4) Search for accommodation. Expatriates warn that it is quite difficult to find accommodation in Spain before arriving, so consider staying in an Airbnb or a hotel while looking there in person.

There are no restrictions on foreigners having properties in Spain, so if you plan to buy, take a look at Kyero or Right Move.

Idealista, with an updated interface and specific search options, is one of the best websites to find an apartment or room for rent. Websites such as Shared Apartment and EasyPiso offer options for those looking for accommodation.


5) Looking for a job. With one of the highest unemployment rates in Europe, one in five people is out of work, so finding employment in Spain can be a challenge. But the economy is improving, and there are many resources to find opportunities.

You can also sign up on some websites that help you look for a job such as infoemployment, CornerJob or indeed.

The State Public Employment Service (SEPE) offers information on vacancies, training courses and advice on finding employment. It also provides information on positions that are difficult to occupy in Spain.

If you need any kind of professional help with your job search, consider recruitment agencies such as Adecco.

For tips on how to prepare your CV, use an online template. To find out what to expect in a job interview there, there are several online resources if you are interested.


6) Set up a business

Do you want to avoid looking for a job in the disastrous labor market and start your own business in Spain? These are the three main options when starting on your own: as a freelancer, limited company or business partnership.


Creating a limited company is a somewhat complicated process - Check out how to open company in Spain. You can start by looking for a name and make sure that it is unique in the Mercantile Registry and requesting the CIF (Tax Identification Code) for your company. Then you can follow the legal procedures to make sure that everything is correct.


7) Find schools for your children

You have several options to choose schools if you bring your children to live with you in Spain. The options vary between public, private, international and semi-private schools (concerted schools). If you want to delve a little deeper into this topic, Telegraph has an article explaining the differences between the different schools in the Spanish education sector.

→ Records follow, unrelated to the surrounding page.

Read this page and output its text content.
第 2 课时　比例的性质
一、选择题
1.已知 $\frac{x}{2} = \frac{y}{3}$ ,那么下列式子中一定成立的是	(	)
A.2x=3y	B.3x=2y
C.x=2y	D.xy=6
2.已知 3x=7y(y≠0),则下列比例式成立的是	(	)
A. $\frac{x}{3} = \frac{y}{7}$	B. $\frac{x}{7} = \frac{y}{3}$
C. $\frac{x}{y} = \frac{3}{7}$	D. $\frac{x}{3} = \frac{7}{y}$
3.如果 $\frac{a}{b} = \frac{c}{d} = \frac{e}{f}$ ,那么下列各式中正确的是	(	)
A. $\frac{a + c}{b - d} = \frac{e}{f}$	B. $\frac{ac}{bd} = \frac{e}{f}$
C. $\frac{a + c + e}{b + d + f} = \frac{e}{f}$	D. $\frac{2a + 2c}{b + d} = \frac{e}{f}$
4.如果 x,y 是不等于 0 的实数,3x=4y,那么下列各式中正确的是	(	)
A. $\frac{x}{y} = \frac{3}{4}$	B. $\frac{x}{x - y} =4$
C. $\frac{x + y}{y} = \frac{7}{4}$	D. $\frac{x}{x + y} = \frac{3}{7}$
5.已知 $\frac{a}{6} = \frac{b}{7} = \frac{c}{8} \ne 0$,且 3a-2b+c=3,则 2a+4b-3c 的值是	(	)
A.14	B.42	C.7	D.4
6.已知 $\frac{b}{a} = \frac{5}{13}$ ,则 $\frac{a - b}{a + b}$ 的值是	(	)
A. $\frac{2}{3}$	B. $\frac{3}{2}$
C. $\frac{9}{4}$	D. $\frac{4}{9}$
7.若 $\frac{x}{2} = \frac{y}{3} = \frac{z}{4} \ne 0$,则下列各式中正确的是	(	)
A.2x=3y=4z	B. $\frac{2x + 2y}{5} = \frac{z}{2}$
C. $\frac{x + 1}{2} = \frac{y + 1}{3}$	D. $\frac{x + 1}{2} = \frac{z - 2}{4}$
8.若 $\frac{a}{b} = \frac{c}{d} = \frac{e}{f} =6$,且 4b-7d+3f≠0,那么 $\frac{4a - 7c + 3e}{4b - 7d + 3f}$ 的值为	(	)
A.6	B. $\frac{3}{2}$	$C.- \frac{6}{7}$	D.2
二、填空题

There are several factors to take into account before making a decision: the age of your children, the expected duration of your stay in Spain, your budget, the language of the curriculum and the curriculum that best suits your children.

If you are interested in schools that offer their international or foreign curriculum, you can visit the European Council for International Schools (ECIS) and the National Association of British Schools in Spain (NABSS).


To enroll your child in a Spanish school, you will need to register at the town hall of your town. After you have done so, make sure you have all the necessary documents and follow the online instructions to enroll your child in school.


And above all, make sure you enjoy the sun, the food and the different culture that awaits you in Spain. Enjoy!